The authors also describe how ICMM attempted to weaken the requirements around Free, Prior and Informed Consent (FPIC) for Indigenous Peoples. The trade organization pushed so hard that UNEP threatened to walk away from the entire process. In the end, the negotiations favored ICMM and the standard says mining companies must “work to obtain and maintain” FPIC, which is very different from actually giving communities the right to say no to a mining project.

Another area where the standard fell short of both the conveners and civil society’s expectations was around the issue of financial assurance and insurance for tailings facilities. While the Expert Panel included strong assurance provisions and an insurance requirement in the first draft, ICMM succeeded in significantly weakening the financial assurance language and making the insurance wording “largely meaningless,”overriding the concerns of investors and UNEP. The authors claim that, “ICMM gave no ground, UNEP gave a great deal, and the PRI adopted a mediator role between ICMM and UNEP. In the end, the only way an agreement was going to be reached was if UNEP and the PRI capitulated to the ICMM.”

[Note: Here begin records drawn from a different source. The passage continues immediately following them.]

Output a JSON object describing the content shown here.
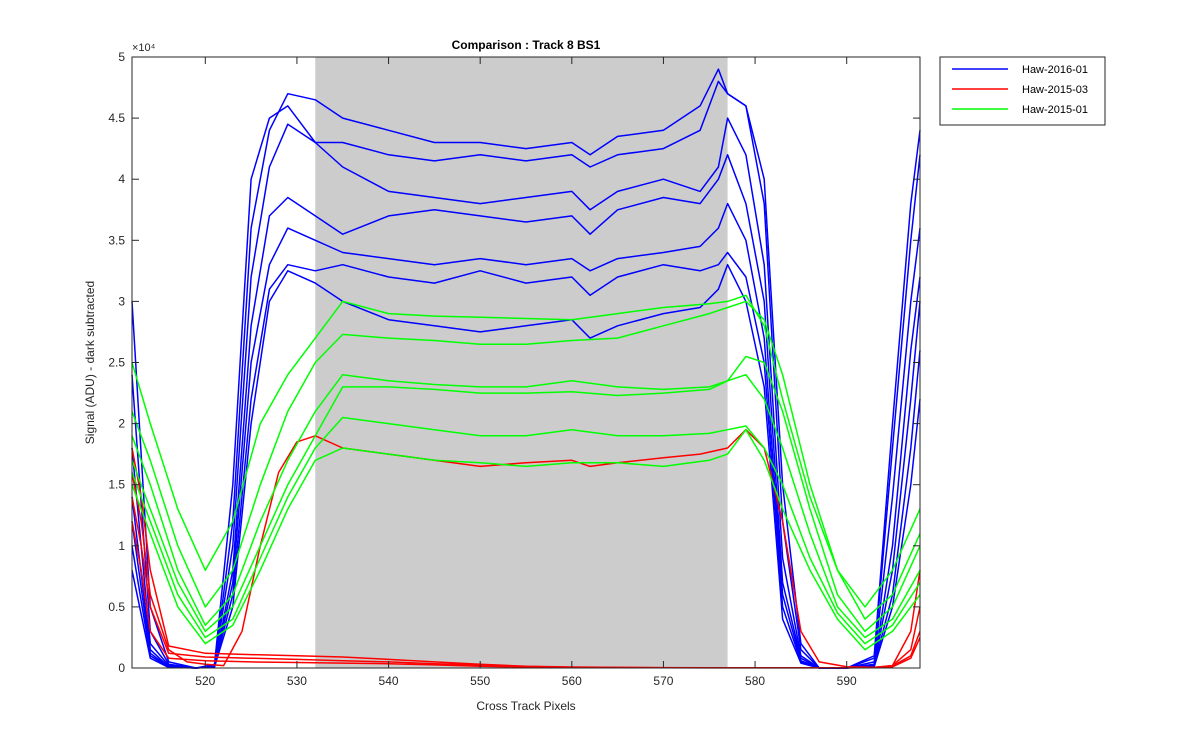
{
  "chart_data": {
    "type": "line",
    "title": "Comparison : Track 8  BS1",
    "xlabel": "Cross Track Pixels",
    "ylabel": "Signal (ADU) - dark subtracted",
    "y_exponent_label": "×10⁴",
    "xlim": [
      512,
      598
    ],
    "ylim": [
      0,
      50000
    ],
    "x_ticks": [
      520,
      530,
      540,
      550,
      560,
      570,
      580,
      590
    ],
    "y_ticks": [
      {
        "value": 0,
        "label": "0"
      },
      {
        "value": 5000,
        "label": "0.5"
      },
      {
        "value": 10000,
        "label": "1"
      },
      {
        "value": 15000,
        "label": "1.5"
      },
      {
        "value": 20000,
        "label": "2"
      },
      {
        "value": 25000,
        "label": "2.5"
      },
      {
        "value": 30000,
        "label": "3"
      },
      {
        "value": 35000,
        "label": "3.5"
      },
      {
        "value": 40000,
        "label": "4"
      },
      {
        "value": 45000,
        "label": "4.5"
      },
      {
        "value": 50000,
        "label": "5"
      }
    ],
    "shaded_region": {
      "x0": 532,
      "x1": 577,
      "color": "#cccccc"
    },
    "legend_position": "outside-top-right",
    "series": [
      {
        "name": "Haw-2016-01",
        "color": "#0000ff",
        "x": [
          512,
          514,
          516,
          519,
          521,
          523,
          525,
          527,
          529,
          532,
          535,
          540,
          545,
          550,
          555,
          560,
          562,
          565,
          570,
          574,
          576,
          577,
          579,
          581,
          583,
          585,
          587,
          590,
          593,
          595,
          597,
          598
        ],
        "y": [
          30000,
          5000,
          500,
          0,
          300,
          15000,
          40000,
          45000,
          46000,
          43000,
          43000,
          42000,
          41500,
          42000,
          41500,
          42000,
          41000,
          42000,
          42500,
          44000,
          48000,
          47000,
          46000,
          40000,
          15000,
          2000,
          0,
          0,
          1000,
          20000,
          38000,
          44000
        ]
      },
      {
        "name": "",
        "color": "#0000ff",
        "x": [
          512,
          514,
          516,
          519,
          521,
          523,
          525,
          527,
          529,
          532,
          535,
          540,
          545,
          550,
          555,
          560,
          562,
          565,
          570,
          574,
          576,
          577,
          579,
          581,
          583,
          585,
          587,
          590,
          593,
          595,
          597,
          598
        ],
        "y": [
          24000,
          3000,
          300,
          0,
          200,
          12000,
          36000,
          44000,
          47000,
          46500,
          45000,
          44000,
          43000,
          43000,
          42500,
          43000,
          42000,
          43500,
          44000,
          46000,
          49000,
          47000,
          46000,
          38000,
          12000,
          1500,
          0,
          0,
          800,
          18000,
          35000,
          42000
        ]
      },
      {
        "name": "",
        "color": "#0000ff",
        "x": [
          512,
          514,
          516,
          519,
          521,
          523,
          525,
          527,
          529,
          532,
          535,
          540,
          545,
          550,
          555,
          560,
          562,
          565,
          570,
          574,
          576,
          577,
          579,
          581,
          583,
          585,
          587,
          590,
          593,
          595,
          597,
          598
        ],
        "y": [
          18000,
          2000,
          200,
          0,
          150,
          10000,
          32000,
          41000,
          44500,
          43000,
          41000,
          39000,
          38500,
          38000,
          38500,
          39000,
          37500,
          39000,
          40000,
          39000,
          41000,
          45000,
          42000,
          33000,
          9000,
          1000,
          0,
          0,
          500,
          14000,
          30000,
          36000
        ]
      },
      {
        "name": "",
        "color": "#0000ff",
        "x": [
          512,
          514,
          516,
          519,
          521,
          523,
          525,
          527,
          529,
          532,
          535,
          540,
          545,
          550,
          555,
          560,
          562,
          565,
          570,
          574,
          576,
          577,
          579,
          581,
          583,
          585,
          587,
          590,
          593,
          595,
          597,
          598
        ],
        "y": [
          14000,
          1500,
          100,
          0,
          100,
          8000,
          28000,
          37000,
          38500,
          37000,
          35500,
          37000,
          37500,
          37000,
          36500,
          37000,
          35500,
          37500,
          38500,
          38000,
          40000,
          42000,
          38000,
          30000,
          7000,
          800,
          0,
          0,
          300,
          10000,
          26000,
          32000
        ]
      },
      {
        "name": "",
        "color": "#0000ff",
        "x": [
          512,
          514,
          516,
          519,
          521,
          523,
          525,
          527,
          529,
          532,
          535,
          540,
          545,
          550,
          555,
          560,
          562,
          565,
          570,
          574,
          576,
          577,
          579,
          581,
          583,
          585,
          587,
          590,
          593,
          595,
          597,
          598
        ],
        "y": [
          12000,
          1200,
          100,
          0,
          100,
          7000,
          25000,
          33000,
          36000,
          35000,
          34000,
          33500,
          33000,
          33500,
          33000,
          33500,
          32500,
          33500,
          34000,
          34500,
          36000,
          38000,
          35000,
          27000,
          6000,
          600,
          0,
          0,
          200,
          8000,
          22000,
          30000
        ]
      },
      {
        "name": "",
        "color": "#0000ff",
        "x": [
          512,
          514,
          516,
          519,
          521,
          523,
          525,
          527,
          529,
          532,
          535,
          540,
          545,
          550,
          555,
          560,
          562,
          565,
          570,
          574,
          576,
          577,
          579,
          581,
          583,
          585,
          587,
          590,
          593,
          595,
          597,
          598
        ],
        "y": [
          10000,
          1000,
          100,
          0,
          100,
          6000,
          22000,
          31000,
          33000,
          32500,
          33000,
          32000,
          31500,
          32500,
          31500,
          32000,
          30500,
          32000,
          33000,
          32500,
          33000,
          34000,
          32000,
          25000,
          5000,
          500,
          0,
          0,
          200,
          6000,
          18000,
          26000
        ]
      },
      {
        "name": "",
        "color": "#0000ff",
        "x": [
          512,
          514,
          516,
          519,
          521,
          523,
          525,
          527,
          529,
          532,
          535,
          540,
          545,
          550,
          555,
          560,
          562,
          565,
          570,
          574,
          576,
          577,
          579,
          581,
          583,
          585,
          587,
          590,
          593,
          595,
          597,
          598
        ],
        "y": [
          8000,
          800,
          50,
          0,
          80,
          5000,
          20000,
          30000,
          32500,
          31500,
          30000,
          28500,
          28000,
          27500,
          28000,
          28500,
          27000,
          28000,
          29000,
          29500,
          31000,
          33000,
          30000,
          23000,
          4000,
          400,
          0,
          0,
          100,
          5000,
          15000,
          22000
        ]
      },
      {
        "name": "Haw-2015-03",
        "color": "#ff0000",
        "x": [
          512,
          513,
          514,
          516,
          518,
          520,
          522,
          524,
          526,
          528,
          530,
          532,
          535,
          540,
          545,
          550,
          555,
          560,
          562,
          565,
          570,
          574,
          577,
          579,
          581,
          583,
          585,
          587,
          590,
          593,
          595,
          597,
          598
        ],
        "y": [
          16000,
          12000,
          6000,
          1500,
          500,
          300,
          200,
          3000,
          10000,
          16000,
          18500,
          19000,
          18000,
          17500,
          17000,
          16500,
          16800,
          17000,
          16500,
          16800,
          17200,
          17500,
          18000,
          19500,
          18000,
          12000,
          3000,
          500,
          100,
          50,
          200,
          3000,
          8000
        ]
      },
      {
        "name": "",
        "color": "#ff0000",
        "x": [
          512,
          513,
          514,
          516,
          520,
          525,
          530,
          535,
          540,
          545,
          550,
          555,
          560,
          565,
          570,
          575,
          580,
          585,
          590,
          593,
          595,
          597,
          598
        ],
        "y": [
          18000,
          14000,
          8000,
          1800,
          1200,
          1100,
          1000,
          900,
          700,
          500,
          300,
          150,
          80,
          50,
          30,
          20,
          20,
          20,
          20,
          50,
          200,
          1500,
          5000
        ]
      },
      {
        "name": "",
        "color": "#ff0000",
        "x": [
          512,
          513,
          514,
          516,
          520,
          525,
          530,
          535,
          540,
          545,
          550,
          555,
          560,
          565,
          570,
          575,
          580,
          585,
          590,
          593,
          595,
          597,
          598
        ],
        "y": [
          14000,
          10000,
          5000,
          1200,
          900,
          800,
          700,
          600,
          500,
          350,
          250,
          120,
          60,
          40,
          25,
          15,
          15,
          15,
          15,
          40,
          150,
          1000,
          3000
        ]
      },
      {
        "name": "",
        "color": "#ff0000",
        "x": [
          512,
          513,
          514,
          516,
          520,
          525,
          530,
          535,
          540,
          545,
          550,
          555,
          560,
          565,
          570,
          575,
          580,
          585,
          590,
          593,
          595,
          597,
          598
        ],
        "y": [
          12000,
          8000,
          3000,
          800,
          600,
          500,
          450,
          400,
          350,
          250,
          150,
          80,
          40,
          30,
          20,
          10,
          10,
          10,
          10,
          30,
          100,
          800,
          2500
        ]
      },
      {
        "name": "Haw-2015-01",
        "color": "#00ff00",
        "x": [
          512,
          514,
          517,
          520,
          523,
          526,
          529,
          532,
          535,
          540,
          545,
          550,
          555,
          560,
          565,
          570,
          575,
          577,
          579,
          581,
          583,
          586,
          589,
          592,
          595,
          598
        ],
        "y": [
          25000,
          20000,
          13000,
          8000,
          12000,
          20000,
          24000,
          27000,
          30000,
          29000,
          28800,
          28700,
          28600,
          28500,
          29000,
          29500,
          29800,
          30000,
          30500,
          28000,
          22000,
          14000,
          8000,
          5000,
          8000,
          13000
        ]
      },
      {
        "name": "",
        "color": "#00ff00",
        "x": [
          512,
          514,
          517,
          520,
          523,
          526,
          529,
          532,
          535,
          540,
          545,
          550,
          555,
          560,
          565,
          570,
          575,
          577,
          579,
          581,
          583,
          586,
          589,
          592,
          595,
          598
        ],
        "y": [
          21000,
          17000,
          10000,
          5000,
          8000,
          15000,
          21000,
          25000,
          27300,
          27000,
          26800,
          26500,
          26500,
          26800,
          27000,
          28000,
          29000,
          29500,
          30000,
          28500,
          24000,
          15000,
          8000,
          4000,
          6000,
          11000
        ]
      },
      {
        "name": "",
        "color": "#00ff00",
        "x": [
          512,
          514,
          517,
          520,
          523,
          526,
          529,
          532,
          535,
          540,
          545,
          550,
          555,
          560,
          565,
          570,
          575,
          577,
          579,
          581,
          583,
          586,
          589,
          592,
          595,
          598
        ],
        "y": [
          19000,
          15000,
          8000,
          3500,
          6000,
          12000,
          17000,
          21000,
          24000,
          23500,
          23200,
          23000,
          23000,
          23500,
          23000,
          22800,
          23000,
          23500,
          25500,
          25000,
          21000,
          13000,
          6000,
          3000,
          5000,
          10000
        ]
      },
      {
        "name": "",
        "color": "#00ff00",
        "x": [
          512,
          514,
          517,
          520,
          523,
          526,
          529,
          532,
          535,
          540,
          545,
          550,
          555,
          560,
          565,
          570,
          575,
          577,
          579,
          581,
          583,
          586,
          589,
          592,
          595,
          598
        ],
        "y": [
          17000,
          13000,
          7000,
          3000,
          5000,
          10000,
          15000,
          19000,
          23000,
          23000,
          22800,
          22500,
          22500,
          22600,
          22300,
          22500,
          22800,
          23500,
          24000,
          22000,
          18000,
          11000,
          5000,
          2500,
          4000,
          8000
        ]
      },
      {
        "name": "",
        "color": "#00ff00",
        "x": [
          512,
          514,
          517,
          520,
          523,
          526,
          529,
          532,
          535,
          540,
          545,
          550,
          555,
          560,
          565,
          570,
          575,
          577,
          579,
          581,
          583,
          586,
          589,
          592,
          595,
          598
        ],
        "y": [
          16000,
          12000,
          6000,
          2500,
          4000,
          9000,
          14000,
          18000,
          20500,
          20000,
          19500,
          19000,
          19000,
          19500,
          19000,
          19000,
          19200,
          19500,
          19800,
          18000,
          15000,
          9000,
          4500,
          2000,
          3500,
          7000
        ]
      },
      {
        "name": "",
        "color": "#00ff00",
        "x": [
          512,
          514,
          517,
          520,
          523,
          526,
          529,
          532,
          535,
          540,
          545,
          550,
          555,
          560,
          565,
          570,
          575,
          577,
          579,
          581,
          583,
          586,
          589,
          592,
          595,
          598
        ],
        "y": [
          15000,
          11000,
          5000,
          2000,
          3500,
          8000,
          13000,
          17000,
          18000,
          17500,
          17000,
          16800,
          16500,
          16800,
          16800,
          16500,
          17000,
          17500,
          19500,
          17000,
          13000,
          8000,
          4000,
          1500,
          3000,
          6000
        ]
      }
    ]
  }
}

UNEP and the investors have announced the formation of an “independent international institute” to oversee the GISTM. It is critically important that this independent institution include key civil society stakeholders and rights-holders, including affected communities, Indigenous Peoples, labor, and NGOs. Communities and workers must have equal representation in the decisions that directly impact their safety and livelihoods. However, as the authors of Credibility Crisis point out, “ICMM members are in no way committed to the establishment of an independent entity that might constrain their interests by giving greater weight to the rights and interests of project-affected peoples.”

Safety must take priority in tailings management and safer alternatives already exist, like those outlined in Safety First: Guidelines for Responsible Mine Tailings Management.  As governments, regulators, investors and international agencies try to improve tailings management, they must look to affected communities and workers to guide their work. As Credibility Crisis shows, the mining industry can not be trusted to regulate itself. The glaring shortcomings the industry pushed in the GISTM will have real-life consequences for the safety and health of communities and ecosystems.